Malachi. I commit his name to my memory.

“It could be,” Malachi argues.

“No, it can’t. Stop screwing around. We need to do this fast because she’s bleeding. I don’t want her to get an infection.”

“Always with the good heart and the healing,” Malachi says. “It’s a good job you’ve got me and Cain to balance out your soft side.”

The guy who took me sighs, the way a parent would at an errant child. It’s a mix of impatience and fondness, but it shows he’s in charge here.

“Listen, we’ve been wanting to screw with the Vipers forever. This is our chance. We’ve seen them with her, and we’ve heard the rumors, and now, she’s confirmed it to me … this girl means something to them. And now we have her, we can use her to make bad things happen for them.”

So, they aren’t going to rape me, but they might simply kill me. For what? To upset the Vipers? Great, that’s so much better. I regret now telling him I was theirs. I regret ever opening my damn mouth at all, but I go ahead and do it again just because I am so pissed right now.

“If you murder me, Zane will rip your heads clean from your bodies.” I stare at Malachi because although he’s terrifying, he seems slightly less insane than my kidnapper. He certainly seems more of this world than the other guy. He might be a sicko who wants to get sexual with me, but he’s not speaking in riddles and sounding as if he came back in a time capsule.

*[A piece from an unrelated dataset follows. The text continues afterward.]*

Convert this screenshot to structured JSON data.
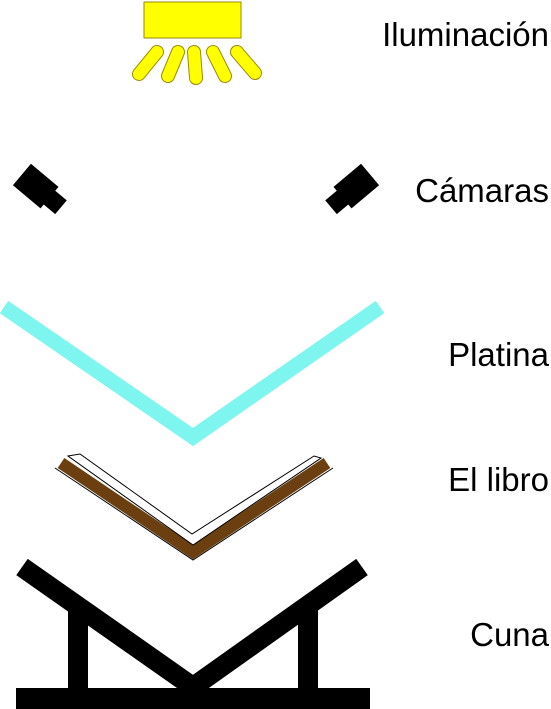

“Wow, Roman, she thinks we’re going to kill her.” Malachi starts laughing, and he laughs so much he ends up folded over. One arm around his stomach, he finally straightens as he shakes his head at me. “If he was going to kill you, he wouldn’t have brought you all the way through the woods to do it. Why waste the energy? He’d have just gutted you right there and then on the forest floor, like a pig.” He leans in close, and through the mask, voice distorted by it, he says. “Would you have squealed like a pig for him, Ivani?”

His words chill me to the bone, and he knows my name, too. It means these men have the advantage of knowing way more about me than I do them. Have they killed people before? If they won’t make me a sacrifice, what do they intend to do?